In the 4th century AD the Maya began writing exponentially larger numbers to link historical dates to periods deep in time. They used various glyphs and symbols to write these dates, symbols that include a dot for one, a bar for five, and a stylized shell for zero, within their positional base-twenty system. The first known Mayan zero dates back to AD 357, carved on a stone stela at Uaxactun, Guatemala. Why Mayan scribes wrote dates so deep in time and how they use, conceive, and visualize the zero has been the focus of Anna Blume's archeological and ethno-historical research for the past eight years.
    • Lecture.

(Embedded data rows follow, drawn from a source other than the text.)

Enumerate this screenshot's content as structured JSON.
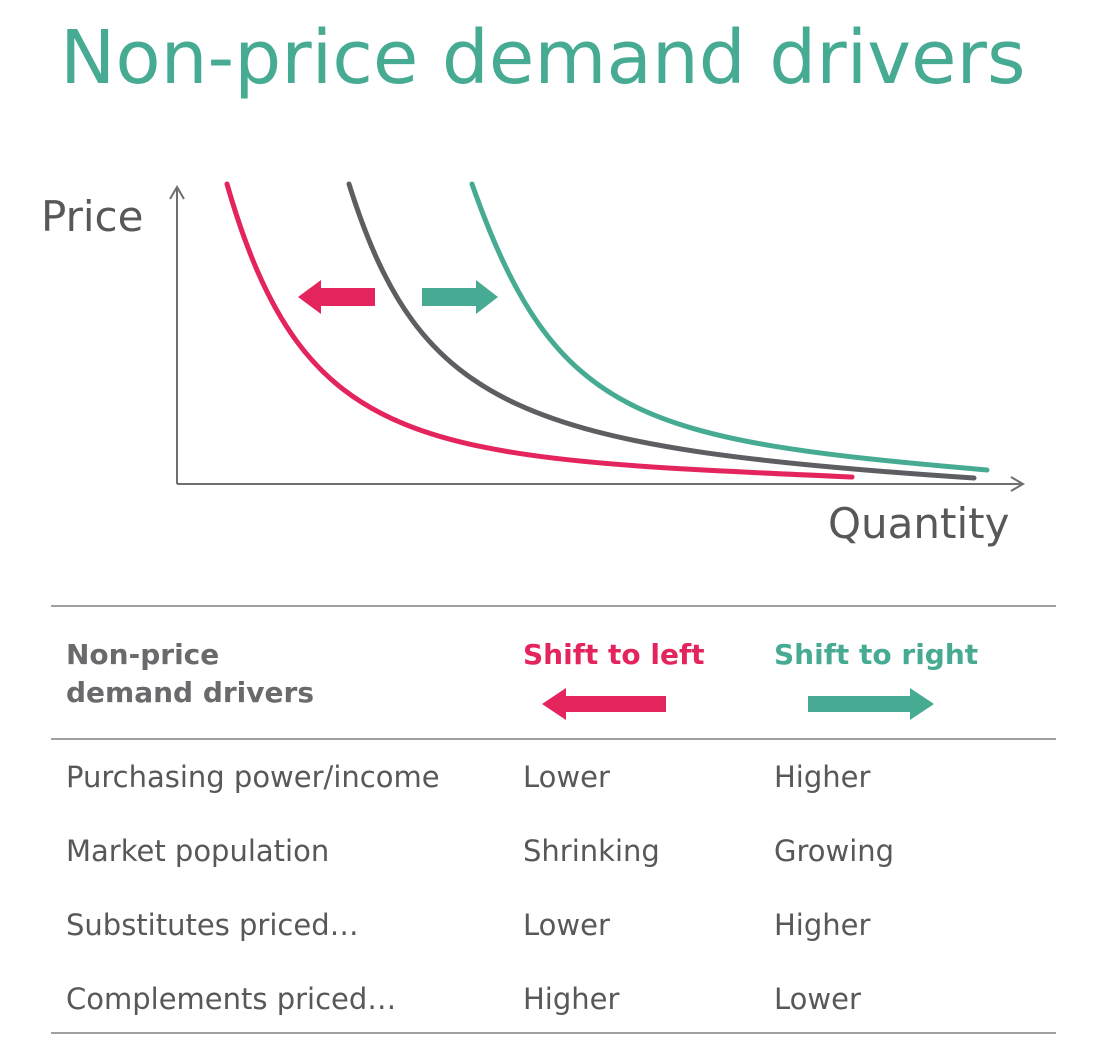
{
  "title": "Non-price demand drivers",
  "graph": {
    "y_axis_label": "Price",
    "x_axis_label": "Quantity",
    "curves": [
      {
        "role": "shift-left",
        "color": "#e4245c"
      },
      {
        "role": "original",
        "color": "#5e5e62"
      },
      {
        "role": "shift-right",
        "color": "#47ab93"
      }
    ]
  },
  "table": {
    "header": {
      "drivers": "Non-price\ndemand drivers",
      "left": "Shift to left",
      "right": "Shift to right"
    },
    "rows": [
      {
        "driver": "Purchasing power/income",
        "left": "Lower",
        "right": "Higher"
      },
      {
        "driver": "Market population",
        "left": "Shrinking",
        "right": "Growing"
      },
      {
        "driver": "Substitutes priced…",
        "left": "Lower",
        "right": "Higher"
      },
      {
        "driver": "Complements priced…",
        "left": "Higher",
        "right": "Lower"
      }
    ]
  },
  "colors": {
    "title": "#47ab93",
    "left": "#e4245c",
    "right": "#47ab93",
    "original": "#5e5e62",
    "axis": "#6f6f72"
  }
}
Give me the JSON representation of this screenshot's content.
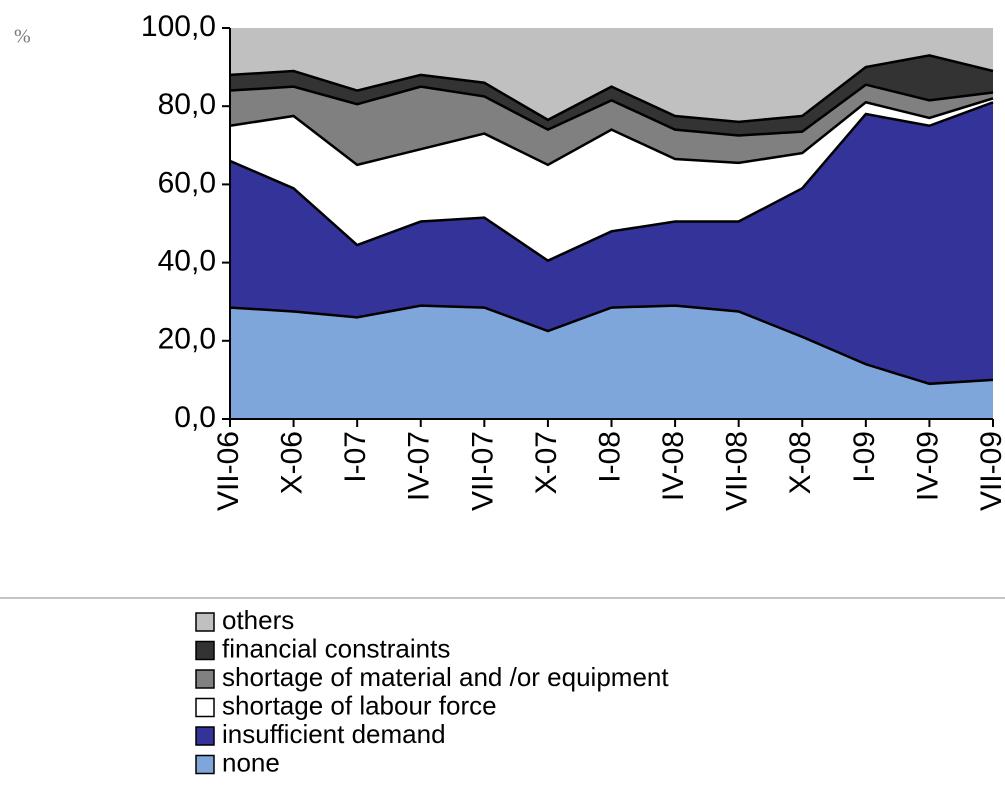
{
  "chart_data": {
    "type": "stacked-area",
    "y_label": "%",
    "categories": [
      "VII-06",
      "X-06",
      "I-07",
      "IV-07",
      "VII-07",
      "X-07",
      "I-08",
      "IV-08",
      "VII-08",
      "X-08",
      "I-09",
      "IV-09",
      "VII-09"
    ],
    "series": [
      {
        "name": "none",
        "color": "#7fa6da",
        "values": [
          28.5,
          27.5,
          26,
          29,
          28.5,
          22.5,
          28.5,
          29,
          27.5,
          21,
          14,
          9,
          10
        ]
      },
      {
        "name": "insufficient demand",
        "color": "#333399",
        "values": [
          37.5,
          31.5,
          18.5,
          21.5,
          23,
          18,
          19.5,
          21.5,
          23,
          38,
          64,
          66,
          71
        ]
      },
      {
        "name": "shortage of labour force",
        "color": "#ffffff",
        "values": [
          9,
          18.5,
          20.5,
          18.5,
          21.5,
          24.5,
          26,
          16,
          15,
          9,
          3,
          2,
          1
        ]
      },
      {
        "name": "shortage of material and /or equipment",
        "color": "#808080",
        "values": [
          9,
          7.5,
          15.5,
          16,
          9.5,
          9,
          7.5,
          7.5,
          7,
          5.5,
          4.5,
          4.5,
          1.5
        ]
      },
      {
        "name": "financial constraints",
        "color": "#333333",
        "values": [
          4,
          4,
          3.5,
          3,
          3.5,
          2.5,
          3.5,
          3.5,
          3.5,
          4,
          4.5,
          11.5,
          5.5
        ]
      },
      {
        "name": "others",
        "color": "#c0c0c0",
        "values": [
          12,
          11,
          16,
          12,
          14,
          23.5,
          15,
          22.5,
          24,
          22.5,
          10,
          7,
          11
        ]
      }
    ],
    "ylim": [
      0,
      100
    ],
    "yticks": [
      {
        "value": 0,
        "label": "0,0"
      },
      {
        "value": 20,
        "label": "20,0"
      },
      {
        "value": 40,
        "label": "40,0"
      },
      {
        "value": 60,
        "label": "60,0"
      },
      {
        "value": 80,
        "label": "80,0"
      },
      {
        "value": 100,
        "label": "100,0"
      }
    ]
  }
}
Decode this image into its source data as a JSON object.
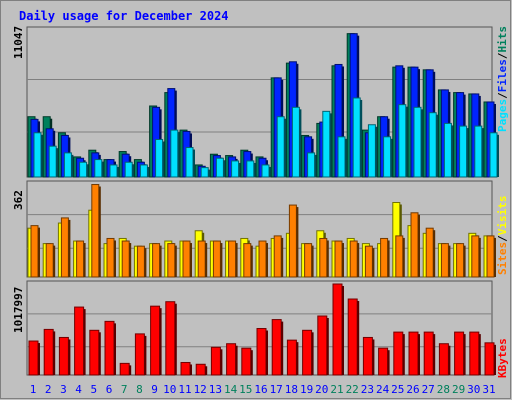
{
  "chart_data": [
    {
      "type": "bar",
      "title": "Daily usage for December 2024",
      "categories": [
        "1",
        "2",
        "3",
        "4",
        "5",
        "6",
        "7",
        "8",
        "9",
        "10",
        "11",
        "12",
        "13",
        "14",
        "15",
        "16",
        "17",
        "18",
        "19",
        "20",
        "21",
        "22",
        "23",
        "24",
        "25",
        "26",
        "27",
        "28",
        "29",
        "30",
        "31"
      ],
      "weekend_days": [
        "7",
        "8",
        "14",
        "15",
        "21",
        "22",
        "28",
        "29"
      ],
      "ylabels": {
        "hits": "Hits",
        "files": "Files",
        "pages": "Pages",
        "separator": "/"
      },
      "y_max_label": "11047",
      "ylim": [
        0,
        11047
      ],
      "series": [
        {
          "name": "Hits",
          "color": "#00805c",
          "values": [
            4500,
            4500,
            3300,
            1500,
            2000,
            1300,
            1900,
            1300,
            5300,
            6300,
            3500,
            900,
            1700,
            1600,
            2000,
            1500,
            7400,
            8500,
            3100,
            4000,
            8300,
            10700,
            3500,
            4500,
            8200,
            8200,
            8000,
            6500,
            6300,
            6200,
            5600
          ]
        },
        {
          "name": "Files",
          "color": "#0024ff",
          "values": [
            4300,
            3600,
            3100,
            1400,
            1800,
            1300,
            1700,
            1100,
            5200,
            6600,
            3400,
            800,
            1600,
            1500,
            1900,
            1400,
            7400,
            8600,
            3000,
            4100,
            8400,
            10700,
            3300,
            4500,
            8300,
            8200,
            8000,
            6500,
            6300,
            6200,
            5600
          ]
        },
        {
          "name": "Pages",
          "color": "#00e0ff",
          "values": [
            3300,
            2300,
            1800,
            1100,
            1300,
            900,
            1100,
            900,
            2800,
            3500,
            2200,
            700,
            1400,
            1200,
            1200,
            900,
            4500,
            5200,
            1800,
            4900,
            3000,
            5900,
            3900,
            3000,
            5400,
            5200,
            4800,
            4000,
            3800,
            3800,
            3300
          ]
        }
      ]
    },
    {
      "type": "bar",
      "ylabels": {
        "visits": "Visits",
        "sites": "Sites",
        "separator": "/"
      },
      "y_max_label": "362",
      "ylim": [
        0,
        362
      ],
      "series": [
        {
          "name": "Visits",
          "color": "#ffff00",
          "values": [
            190,
            130,
            210,
            140,
            260,
            130,
            150,
            120,
            130,
            140,
            140,
            180,
            140,
            140,
            150,
            120,
            150,
            170,
            130,
            180,
            140,
            150,
            130,
            130,
            290,
            200,
            170,
            130,
            130,
            170,
            160
          ]
        },
        {
          "name": "Sites",
          "color": "#ff8000",
          "values": [
            200,
            130,
            230,
            140,
            360,
            150,
            140,
            120,
            130,
            130,
            140,
            140,
            140,
            140,
            130,
            140,
            160,
            280,
            130,
            150,
            140,
            140,
            120,
            150,
            160,
            250,
            190,
            130,
            130,
            160,
            160
          ]
        }
      ]
    },
    {
      "type": "bar",
      "ylabels": {
        "kbytes": "KBytes"
      },
      "y_max_label": "1017997",
      "ylim": [
        0,
        1017997
      ],
      "series": [
        {
          "name": "KBytes",
          "color": "#ff0000",
          "values": [
            380000,
            510000,
            420000,
            760000,
            500000,
            600000,
            130000,
            460000,
            770000,
            820000,
            140000,
            120000,
            310000,
            350000,
            300000,
            520000,
            620000,
            390000,
            500000,
            660000,
            1017997,
            850000,
            420000,
            300000,
            480000,
            480000,
            480000,
            350000,
            480000,
            480000,
            360000
          ]
        }
      ]
    }
  ],
  "colors": {
    "background": "#c0c0c0",
    "title": "#0000ff",
    "weekday_label": "#0000ff",
    "weekend_label": "#00805c",
    "grid": "#808080"
  }
}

Art and Science Transdisciplinary Lecture: Anna Blume, Art Historian, Part I
    • Lecture. Art and Science Transdisciplinary Lecture: Anna Blume, Art Historian, Part II
This event is paired with a lecture by artist with Josiah McElheny, presented on November 16, 2010.

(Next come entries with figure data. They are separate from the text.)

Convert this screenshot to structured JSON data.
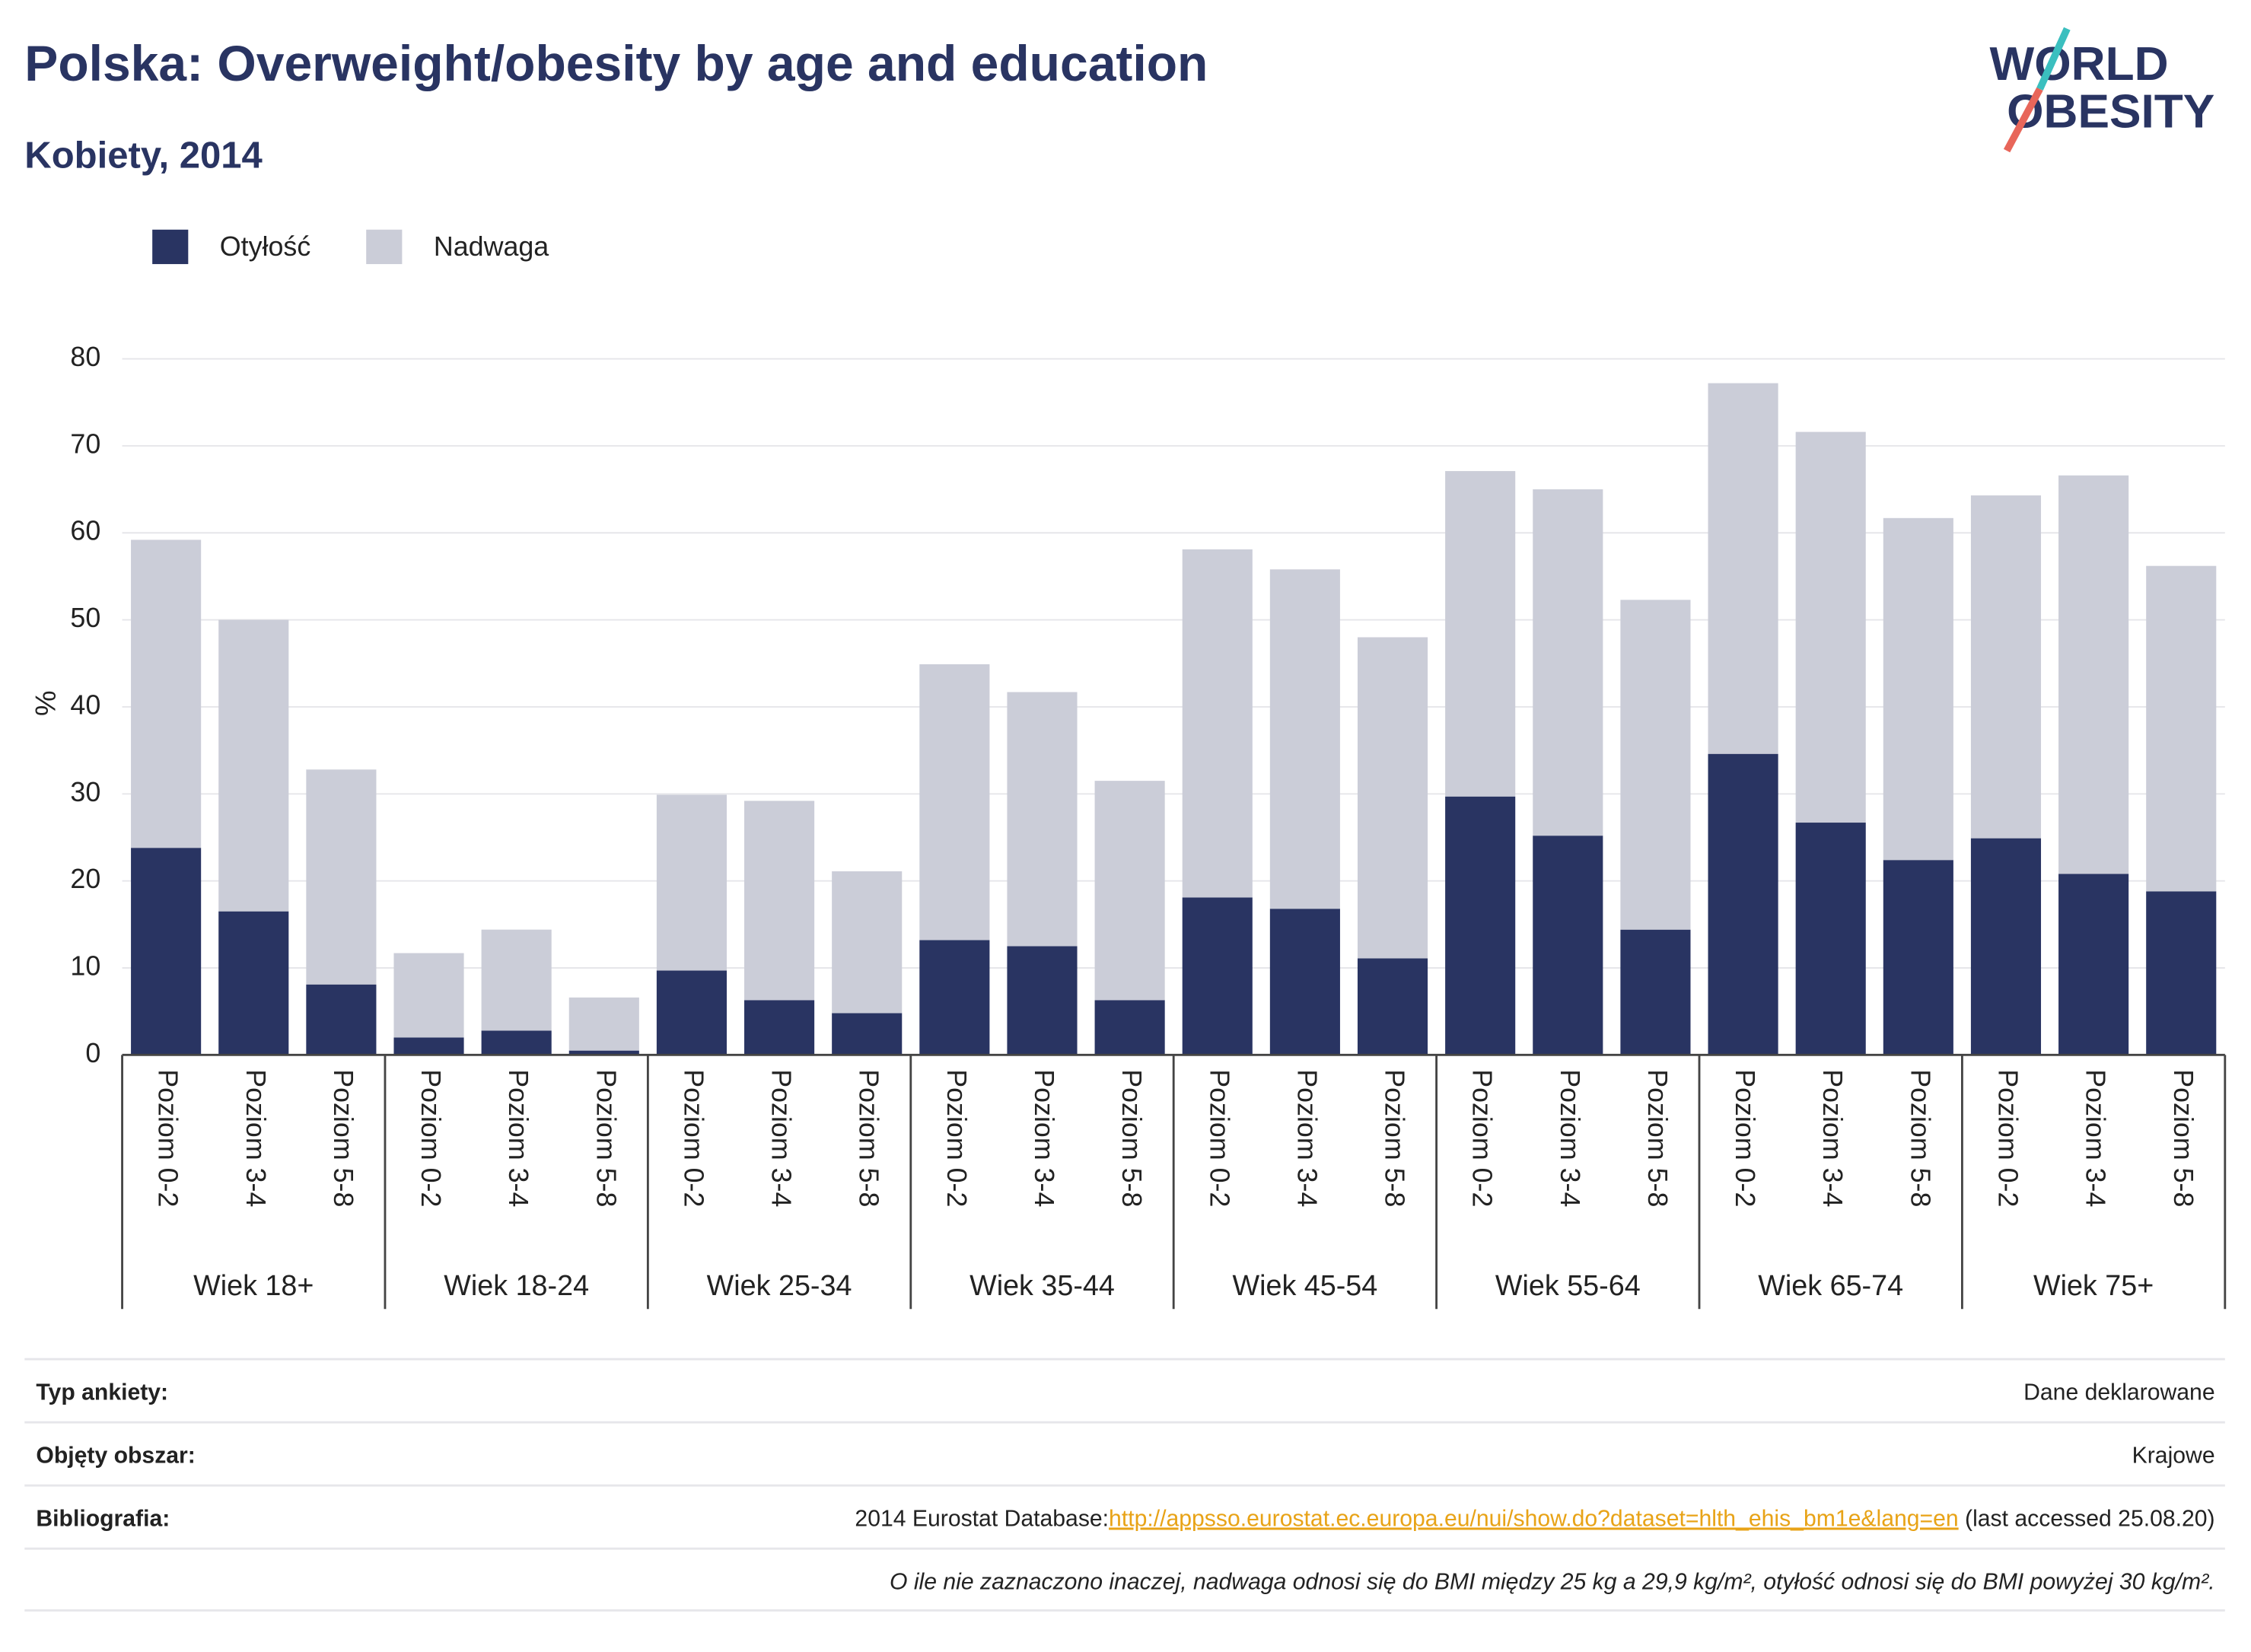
{
  "chart_data": {
    "type": "stacked_bar",
    "title": "Polska: Overweight/obesity by age and education",
    "subtitle": "Kobiety, 2014",
    "y_label": "%",
    "logo": [
      "WORLD",
      "OBESITY"
    ],
    "groups": [
      {
        "label": "Wiek 18+",
        "categories": [
          "Poziom 0-2",
          "Poziom 3-4",
          "Poziom 5-8"
        ]
      },
      {
        "label": "Wiek 18-24",
        "categories": [
          "Poziom 0-2",
          "Poziom 3-4",
          "Poziom 5-8"
        ]
      },
      {
        "label": "Wiek 25-34",
        "categories": [
          "Poziom 0-2",
          "Poziom 3-4",
          "Poziom 5-8"
        ]
      },
      {
        "label": "Wiek 35-44",
        "categories": [
          "Poziom 0-2",
          "Poziom 3-4",
          "Poziom 5-8"
        ]
      },
      {
        "label": "Wiek 45-54",
        "categories": [
          "Poziom 0-2",
          "Poziom 3-4",
          "Poziom 5-8"
        ]
      },
      {
        "label": "Wiek 55-64",
        "categories": [
          "Poziom 0-2",
          "Poziom 3-4",
          "Poziom 5-8"
        ]
      },
      {
        "label": "Wiek 65-74",
        "categories": [
          "Poziom 0-2",
          "Poziom 3-4",
          "Poziom 5-8"
        ]
      },
      {
        "label": "Wiek 75+",
        "categories": [
          "Poziom 0-2",
          "Poziom 3-4",
          "Poziom 5-8"
        ]
      }
    ],
    "series": [
      {
        "name": "Otyłość",
        "color": "#293462",
        "values": [
          23.8,
          16.5,
          8.1,
          2.0,
          2.8,
          0.5,
          9.7,
          6.3,
          4.8,
          13.2,
          12.5,
          6.3,
          18.1,
          16.8,
          11.1,
          29.7,
          25.2,
          14.4,
          34.6,
          26.7,
          22.4,
          24.9,
          20.8,
          18.8
        ]
      },
      {
        "name": "Nadwaga",
        "color": "#cbcdd8",
        "values": [
          35.4,
          33.5,
          24.7,
          9.7,
          11.6,
          6.1,
          20.2,
          22.9,
          16.3,
          31.7,
          29.2,
          25.2,
          40.0,
          39.0,
          36.9,
          37.4,
          39.8,
          37.9,
          42.6,
          44.9,
          39.3,
          39.4,
          45.8,
          37.4
        ]
      }
    ],
    "ylim": [
      0,
      80
    ],
    "yticks": [
      0,
      10,
      20,
      30,
      40,
      50,
      60,
      70,
      80
    ],
    "grid": true
  },
  "footer": {
    "rows": [
      {
        "label": "Typ ankiety:",
        "value": "Dane deklarowane"
      },
      {
        "label": "Objęty obszar:",
        "value": "Krajowe"
      }
    ],
    "bibliography": {
      "label": "Bibliografia:",
      "prefix": "2014 Eurostat Database:",
      "link": "http://appsso.eurostat.ec.europa.eu/nui/show.do?dataset=hlth_ehis_bm1e&lang=en",
      "suffix": " (last accessed 25.08.20)"
    },
    "note": "O ile nie zaznaczono inaczej, nadwaga odnosi się do BMI między 25 kg a 29,9 kg/m², otyłość odnosi się do BMI powyżej 30 kg/m²."
  }
}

Anna Blume has been teaching and writing about art as a particular mediation between what can be seen and what remains un-seeable. From this perspective, art, in its very making and existence, has within it a metaphysical component and a potentiality to exceed its own materiality towards expression both unleashed and unbound. Her field of research ranges from 6th-century sandstone rock cut temples in central Western India to 9th-century numerical Maya notations carved into limestone stelae. Blume received her PhD in the History of Art from Yale University in 1997. She has taught at various art colleges in New York including Cooper Union, Parsons School of Design, School of Visual Arts, and is currently Associate Professor of the History of Art at the State University of New York (FIT). Supported by the Ford Foundation, State University of New York, and the American Philosophical Society, her research on Maya concepts of zero is forthcoming in the Proceedings of the American Philosophical Society.